While UV light is known to kill viruses contained in droplets in the air, doctors say there is no way it could be introduced into the human body to target cells infected with COVID-19.

Schools and social distancing

The Morrison government continues to mount pressure on the states to return schools to normal as soon as possible, saying social distancing rules won’t be necessary in classrooms.

There is mounting evidence to back the medical advice that children are less prone to catching and spreading COVID-19.

NSW Health has done a large study including testing children with no virus symptoms and found no evidence they were transmitting the disease.

The nation’s health officials continue to advise there is no reason for schools to close but despite this, the states and territories continue to take a range of approaches.

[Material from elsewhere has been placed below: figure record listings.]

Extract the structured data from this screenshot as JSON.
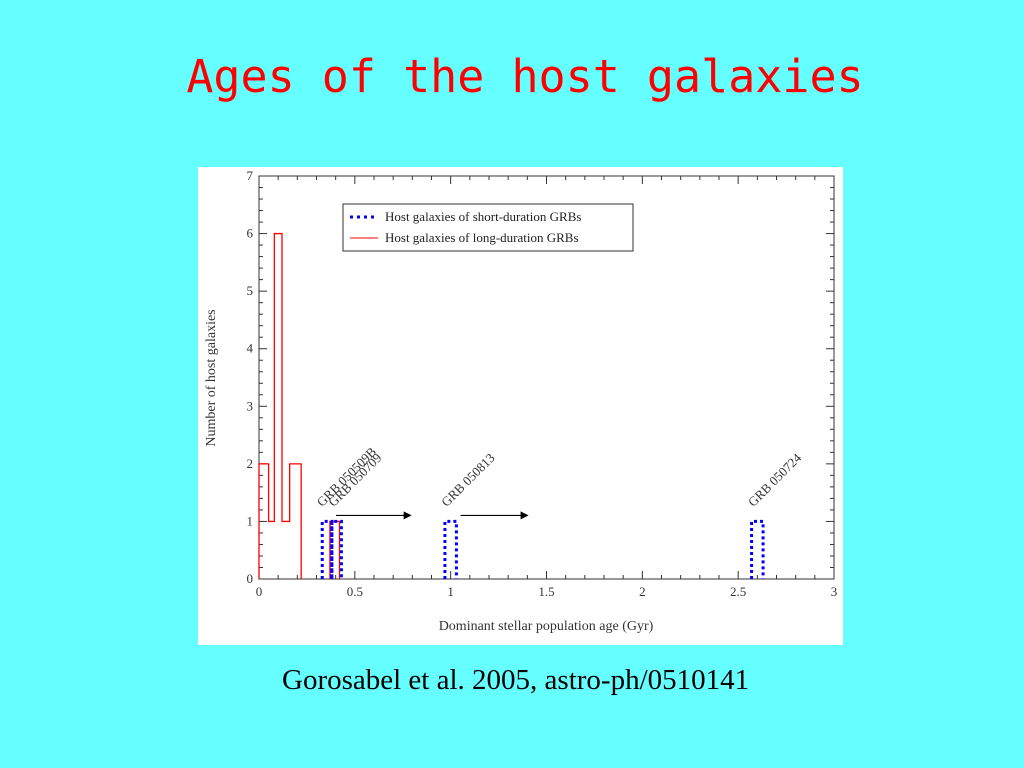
{
  "slide": {
    "title": "Ages of the host galaxies",
    "caption": "Gorosabel et al. 2005, astro-ph/0510141",
    "colors": {
      "background": "#66ffff",
      "title": "#ff0000"
    }
  },
  "chart_data": {
    "type": "histogram",
    "title": "",
    "xlabel": "Dominant stellar population age (Gyr)",
    "ylabel": "Number of host galaxies",
    "xlim": [
      0,
      3
    ],
    "ylim": [
      0,
      7
    ],
    "xticks": [
      "0",
      "0.5",
      "1",
      "1.5",
      "2",
      "2.5",
      "3"
    ],
    "yticks": [
      "0",
      "1",
      "2",
      "3",
      "4",
      "5",
      "6",
      "7"
    ],
    "grid": false,
    "legend_position": "top-center",
    "series": [
      {
        "name": "Host galaxies of short-duration GRBs",
        "color": "#0000ff",
        "style": "dotted",
        "bins": [
          {
            "x0": 0.33,
            "x1": 0.38,
            "count": 1
          },
          {
            "x0": 0.38,
            "x1": 0.43,
            "count": 1
          },
          {
            "x0": 0.97,
            "x1": 1.03,
            "count": 1
          },
          {
            "x0": 2.57,
            "x1": 2.63,
            "count": 1
          }
        ]
      },
      {
        "name": "Host galaxies of long-duration GRBs",
        "color": "#ff0000",
        "style": "solid",
        "bins": [
          {
            "x0": 0.0,
            "x1": 0.05,
            "count": 2
          },
          {
            "x0": 0.05,
            "x1": 0.08,
            "count": 1
          },
          {
            "x0": 0.08,
            "x1": 0.12,
            "count": 6
          },
          {
            "x0": 0.12,
            "x1": 0.16,
            "count": 1
          },
          {
            "x0": 0.16,
            "x1": 0.22,
            "count": 2
          },
          {
            "x0": 0.37,
            "x1": 0.42,
            "count": 1
          }
        ]
      }
    ],
    "annotations": [
      {
        "text": "GRB 050509B",
        "x": 0.35,
        "y": 1,
        "arrow_to": 0.76
      },
      {
        "text": "GRB 050709",
        "x": 0.41,
        "y": 1,
        "arrow_to": null
      },
      {
        "text": "GRB 050813",
        "x": 1.0,
        "y": 1,
        "arrow_to": 1.37
      },
      {
        "text": "GRB 050724",
        "x": 2.6,
        "y": 1,
        "arrow_to": null
      }
    ]
  }
}
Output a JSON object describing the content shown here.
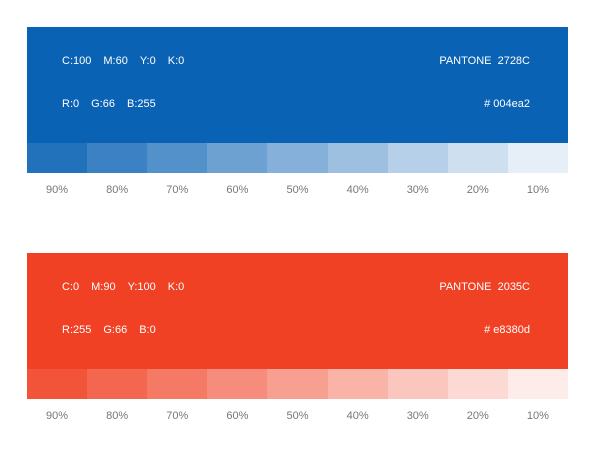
{
  "palettes": [
    {
      "color": "#0a62b4",
      "cmyk": [
        "C:100",
        "M:60",
        "Y:0",
        "K:0"
      ],
      "pantone": "PANTONE  2728C",
      "rgb": [
        "R:0",
        "G:66",
        "B:255"
      ],
      "hex": "# 004ea2",
      "tints": [
        "90%",
        "80%",
        "70%",
        "60%",
        "50%",
        "40%",
        "30%",
        "20%",
        "10%"
      ]
    },
    {
      "color": "#f04124",
      "cmyk": [
        "C:0",
        "M:90",
        "Y:100",
        "K:0"
      ],
      "pantone": "PANTONE  2035C",
      "rgb": [
        "R:255",
        "G:66",
        "B:0"
      ],
      "hex": "# e8380d",
      "tints": [
        "90%",
        "80%",
        "70%",
        "60%",
        "50%",
        "40%",
        "30%",
        "20%",
        "10%"
      ]
    }
  ]
}
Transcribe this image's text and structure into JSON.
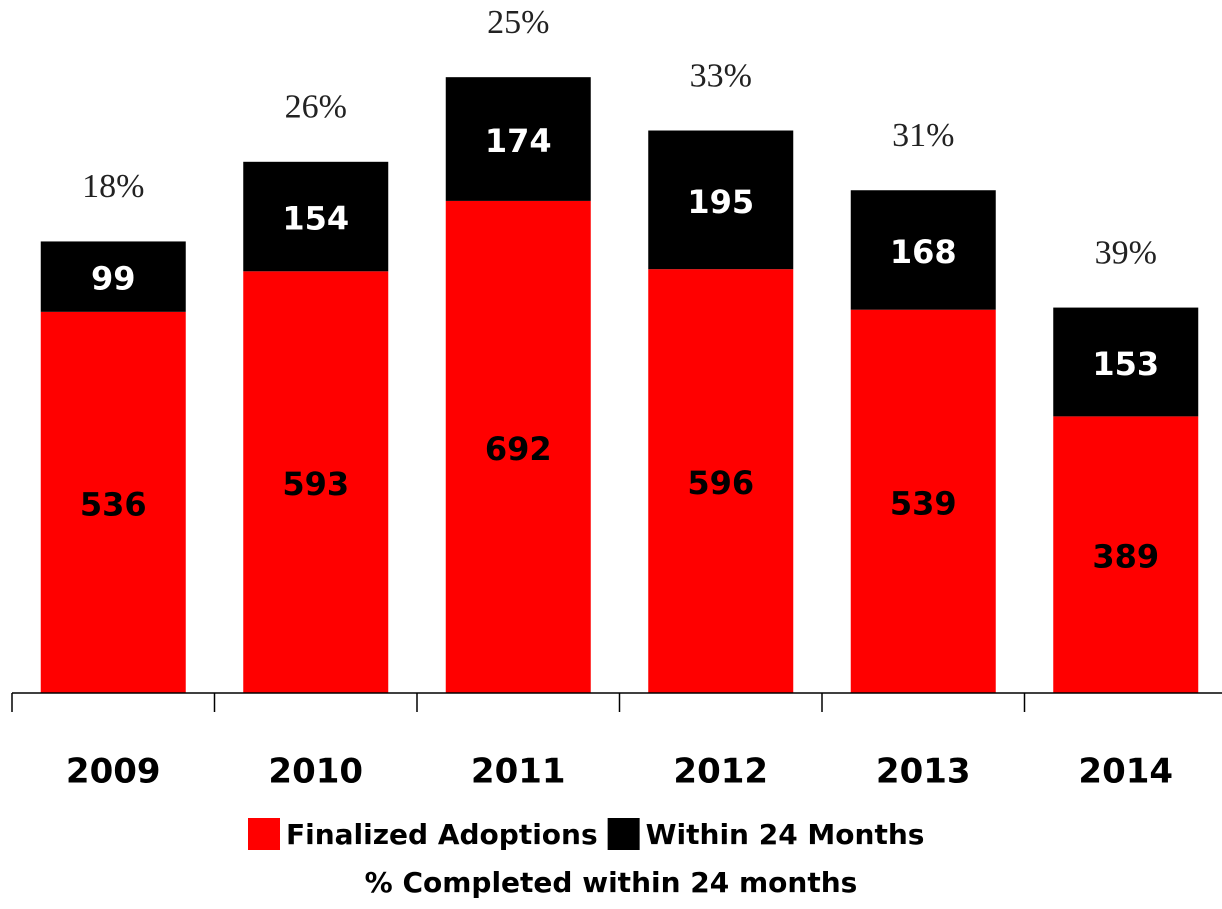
{
  "chart_data": {
    "type": "stacked_bar",
    "categories": [
      "2009",
      "2010",
      "2011",
      "2012",
      "2013",
      "2014"
    ],
    "series": [
      {
        "name": "Finalized Adoptions",
        "color": "#ff0000",
        "label_color": "#000000",
        "values": [
          536,
          593,
          692,
          596,
          539,
          389
        ]
      },
      {
        "name": "Within 24 Months",
        "color": "#000000",
        "label_color": "#ffffff",
        "values": [
          99,
          154,
          174,
          195,
          168,
          153
        ]
      }
    ],
    "percent_labels": {
      "name": "% Completed within 24 months",
      "labels": [
        "18%",
        "26%",
        "25%",
        "33%",
        "31%",
        "39%"
      ]
    },
    "ylim": [
      0,
      900
    ]
  }
}
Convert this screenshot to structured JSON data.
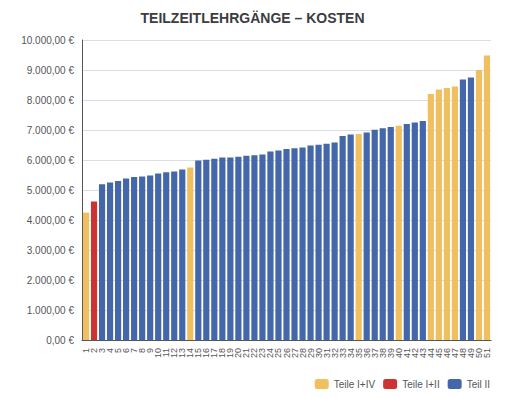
{
  "chart_data": {
    "type": "bar",
    "title": "TEILZEITLEHRGÄNGE – KOSTEN",
    "categories": [
      "1",
      "2",
      "3",
      "4",
      "5",
      "6",
      "7",
      "8",
      "9",
      "10",
      "11",
      "12",
      "13",
      "14",
      "15",
      "16",
      "17",
      "18",
      "19",
      "20",
      "21",
      "22",
      "23",
      "24",
      "25",
      "26",
      "27",
      "28",
      "29",
      "30",
      "31",
      "32",
      "33",
      "34",
      "35",
      "36",
      "37",
      "38",
      "39",
      "40",
      "41",
      "42",
      "43",
      "44",
      "45",
      "46",
      "47",
      "48",
      "49",
      "50",
      "51"
    ],
    "series": [
      {
        "name": "Teile I+IV",
        "color": "#F0C060",
        "values": [
          4245,
          null,
          null,
          null,
          null,
          null,
          null,
          null,
          null,
          null,
          null,
          null,
          null,
          5750,
          null,
          null,
          null,
          null,
          null,
          null,
          null,
          null,
          null,
          null,
          null,
          null,
          null,
          null,
          null,
          null,
          null,
          null,
          null,
          null,
          6870,
          null,
          null,
          null,
          null,
          7140,
          null,
          null,
          null,
          8200,
          8350,
          8400,
          8450,
          null,
          null,
          9000,
          9480
        ]
      },
      {
        "name": "Teile I+II",
        "color": "#CC3333",
        "values": [
          null,
          4620,
          null,
          null,
          null,
          null,
          null,
          null,
          null,
          null,
          null,
          null,
          null,
          null,
          null,
          null,
          null,
          null,
          null,
          null,
          null,
          null,
          null,
          null,
          null,
          null,
          null,
          null,
          null,
          null,
          null,
          null,
          null,
          null,
          null,
          null,
          null,
          null,
          null,
          null,
          null,
          null,
          null,
          null,
          null,
          null,
          null,
          null,
          null,
          null,
          null
        ]
      },
      {
        "name": "Teil II",
        "color": "#4466AA",
        "values": [
          null,
          null,
          5190,
          5250,
          5300,
          5380,
          5430,
          5450,
          5480,
          5550,
          5590,
          5620,
          5680,
          null,
          5980,
          6010,
          6040,
          6080,
          6080,
          6110,
          6140,
          6160,
          6180,
          6280,
          6320,
          6370,
          6390,
          6420,
          6480,
          6510,
          6540,
          6580,
          6800,
          6850,
          null,
          6920,
          7010,
          7060,
          7100,
          null,
          7200,
          7250,
          7300,
          null,
          null,
          null,
          null,
          8680,
          8750,
          null,
          null
        ]
      }
    ],
    "ylim": [
      0,
      10000
    ],
    "yticks": [
      {
        "value": 0,
        "label": "0,00 €"
      },
      {
        "value": 1000,
        "label": "1.000,00 €"
      },
      {
        "value": 2000,
        "label": "2.000,00 €"
      },
      {
        "value": 3000,
        "label": "3.000,00 €"
      },
      {
        "value": 4000,
        "label": "4.000,00 €"
      },
      {
        "value": 5000,
        "label": "5.000,00 €"
      },
      {
        "value": 6000,
        "label": "6.000,00 €"
      },
      {
        "value": 7000,
        "label": "7.000,00 €"
      },
      {
        "value": 8000,
        "label": "8.000,00 €"
      },
      {
        "value": 9000,
        "label": "9.000,00 €"
      },
      {
        "value": 10000,
        "label": "10.000,00 €"
      }
    ],
    "grid": true,
    "legend": "lower-right"
  }
}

Some have encouraged students back to normal with the start of term two while others are offering mainly distance education for at least the next month.

Mr Morrison emphasised there was no requirement for minimum floor space per person, unlike other in enclosed areas such as shops.

“The four square metre rule and the 1.5m distancing between students during classroom activities is not appropriate and not required. I can’t be more clear than that,” he told reporters.

However, unions have concerns the requirements around regular cleaning and making sure soap or hand sanitiser is freely available are not being met.